Das Thema Abtreibungswerbeverbot bleibt umstritten, auch nach dem gefundenen Regierungskompromiss.

© kishivan / stock.adobe.com

BERLIN. Nach dem Kompromissvorschlag der Bundesregierung wird das umstrittene Werbeverbot für Schwangerschaftsabbrüche am Donnerstag im Bundestag diskutiert. Die FDP fordert in einem Antrag die Streichung des Paragrafen 219a.

Unsicher ist, wie sich die SPD dazu verhält, die eigentlich ebenfalls für eine Streichung des Werbeverbots ist. Es wird erwartet, dass Union und SPD den Antrag zusammen in die Ausschüsse überweisen und einer Abstimmung aus dem Weg gehen.

Paragraf 219a des Strafgesetzbuches verbietet „Werbung“ für Schwangerschaftsabbrüche – demnach macht sich schon strafbar, wer etwa „seines Vermögensvorteils wegen“ öffentlich Schwangerschaftsabbrüche anbietet. Die SPD will den Paragrafen streichen, die CDU ihn beibehalten. Gestern hatten die zuständigen Fachminister einen Vorschlag vorgelegt, der den Streit in der Koalition beilegen soll.

Kompromiss gefunden

Der Kern: Paragraf 219a soll beibehalten, aber ergänzt werden. Unter anderem soll rechtlich ausformuliert werden, dass und wie Ärzte und Krankenhäuser über die Tatsache informieren können, dass sie Abtreibungen durchführen. „Werbung für einen Schwangerschaftsabbruch darf es jedoch auch in Zukunft nicht geben“, betonte Kanzleramtschef Helge Braun (CDU). Bis Januar soll ein Gesetzentwurf vorliegen, der dann von den Koalitionsfraktionen beraten wird.

Die neue CDU-Chefin Annegret Kramp-Karrenbauer erklärte: „Der Schutz des Lebens, ungeborenes und geborenes, hat für die CDU überragende Bedeutung.“ Aus diesem Grund sei es gut, dass das Werbeverbot bleibe, schrieb sie am Mittwochabend auf Twitter.

Ihre Partei werde den Vorschlag der Bundesregierung bei der Jahresauftakt-Klausur des CDU-Bundesvorstands am 11. und 12. Januar in Erfurt beraten.

Verschiedene Reaktionen

Im Bundesrat dürfte das Werbeverbot schon früher Thema sein: Das Land Berlin beantragte, den Punkt für Freitag auf die Tagesordnung zu setzen, wie Gesundheitssenatorin Dilek Kolat (SPD) mitteilte.
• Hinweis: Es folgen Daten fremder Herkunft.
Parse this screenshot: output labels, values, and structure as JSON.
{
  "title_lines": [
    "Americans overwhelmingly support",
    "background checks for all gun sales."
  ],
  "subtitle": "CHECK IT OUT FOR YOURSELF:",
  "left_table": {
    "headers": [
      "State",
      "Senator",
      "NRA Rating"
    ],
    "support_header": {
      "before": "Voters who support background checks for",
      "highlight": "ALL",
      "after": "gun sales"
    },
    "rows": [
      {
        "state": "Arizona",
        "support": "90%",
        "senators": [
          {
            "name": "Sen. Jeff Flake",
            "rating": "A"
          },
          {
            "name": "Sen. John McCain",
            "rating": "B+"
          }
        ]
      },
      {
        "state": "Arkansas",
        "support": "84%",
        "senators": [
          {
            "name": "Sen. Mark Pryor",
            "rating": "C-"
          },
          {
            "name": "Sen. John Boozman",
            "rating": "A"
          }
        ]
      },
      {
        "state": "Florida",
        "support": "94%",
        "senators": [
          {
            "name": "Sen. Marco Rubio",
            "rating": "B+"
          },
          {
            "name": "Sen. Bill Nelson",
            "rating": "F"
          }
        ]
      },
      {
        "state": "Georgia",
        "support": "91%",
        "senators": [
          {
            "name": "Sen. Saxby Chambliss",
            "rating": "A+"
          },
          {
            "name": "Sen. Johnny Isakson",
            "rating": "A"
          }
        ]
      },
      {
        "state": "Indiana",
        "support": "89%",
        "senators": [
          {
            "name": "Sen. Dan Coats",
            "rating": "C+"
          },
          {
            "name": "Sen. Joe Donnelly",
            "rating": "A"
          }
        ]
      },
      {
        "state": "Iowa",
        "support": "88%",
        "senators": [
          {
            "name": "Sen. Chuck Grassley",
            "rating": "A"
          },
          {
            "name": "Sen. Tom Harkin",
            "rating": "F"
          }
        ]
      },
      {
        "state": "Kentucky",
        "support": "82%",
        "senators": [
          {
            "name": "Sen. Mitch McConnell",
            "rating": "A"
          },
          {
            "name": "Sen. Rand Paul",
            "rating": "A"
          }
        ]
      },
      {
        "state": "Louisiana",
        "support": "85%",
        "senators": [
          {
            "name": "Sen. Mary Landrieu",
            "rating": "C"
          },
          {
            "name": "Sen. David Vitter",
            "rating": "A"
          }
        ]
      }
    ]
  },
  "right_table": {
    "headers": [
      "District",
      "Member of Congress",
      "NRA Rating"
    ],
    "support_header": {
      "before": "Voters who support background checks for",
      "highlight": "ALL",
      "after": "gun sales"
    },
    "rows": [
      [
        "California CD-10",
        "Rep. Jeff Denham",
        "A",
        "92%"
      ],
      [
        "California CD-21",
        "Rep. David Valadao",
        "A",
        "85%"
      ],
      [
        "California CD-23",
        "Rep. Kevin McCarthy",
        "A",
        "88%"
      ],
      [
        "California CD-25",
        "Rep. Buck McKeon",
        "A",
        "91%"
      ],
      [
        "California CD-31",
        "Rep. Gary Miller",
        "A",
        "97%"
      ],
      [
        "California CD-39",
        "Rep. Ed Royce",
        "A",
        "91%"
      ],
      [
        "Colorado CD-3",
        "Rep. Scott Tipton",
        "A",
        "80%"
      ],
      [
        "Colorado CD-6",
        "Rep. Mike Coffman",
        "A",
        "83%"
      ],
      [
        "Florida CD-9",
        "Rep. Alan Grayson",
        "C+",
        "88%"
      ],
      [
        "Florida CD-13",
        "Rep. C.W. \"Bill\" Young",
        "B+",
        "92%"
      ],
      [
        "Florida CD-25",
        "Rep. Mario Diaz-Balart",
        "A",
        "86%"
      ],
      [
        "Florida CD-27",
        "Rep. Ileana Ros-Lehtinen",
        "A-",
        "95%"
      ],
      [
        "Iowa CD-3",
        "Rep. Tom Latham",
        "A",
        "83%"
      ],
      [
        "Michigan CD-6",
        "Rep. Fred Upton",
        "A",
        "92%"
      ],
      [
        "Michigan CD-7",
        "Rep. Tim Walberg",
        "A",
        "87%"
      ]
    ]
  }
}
Berlin fordere gemeinsam mit Bremen, Brandenburg, Hamburg und Thüringen die komplette Streichung des Paragrafen 219a. Der Kompromiss der Bundesregierung könne ein erster Schritt sein, erklärte Kolat. „Ich bleibe aber dabei, dass eine komplette Streichung des Paragrafen 219a der richtige Weg ist, um klare Haltung zu zeigen.“

Die Grünen warfen der Bundesregierung Zeitspiel vor. Ärzten und Frauen werde mit dem Kompromissvorschlag weiter Misstrauen entgegengebracht. „Wir Grüne bleiben dabei: Paragraf 219a muss aus dem Strafgesetzbuch gestrichen und klare Regelungen zur Informationsfreiheit gefunden werden“, erklärten die Abgeordneten Ulle Schauws und Katja Keul.

CSU zufrieden, Hänel "entsetzt"

CSU-Landesgruppenchef Alexander Dobrindt lobte den Kompromissvorschlag dagegen als positiv für die Koalition. „Der Vorschlag der beteiligten Bundesminister ist ein wichtiger Schritt zur Klärung einer grundlegenden Frage in der Koalition“, sagte Dobrindt der Deutschen Presse-Agentur. „Er zielt auf eine Verbesserung der Informationen bei Schwangerschaftskonflikten – verbunden mit einer klaren Absage an eine Aufhebung des Werbeverbots.“ ein schwarz-roter Klumpen sind.“

Die wegen Werbung für Abtreibung verurteilte Gießener Ärztin Kristina Hänel hat sich „entsetzt“ über den Kompromissvorschlag der Bundesregierung gezeigt. „Bei genauerem Hinsehen erweist sich der als Kompromiss ausgegebene Vorschlag als Null-Nummer“, heißt es in einer Erklärung, die Hänel gemeinsam mit zwei in Kassel angeklagten Ärztinnen am späten Mittwochabend versandte.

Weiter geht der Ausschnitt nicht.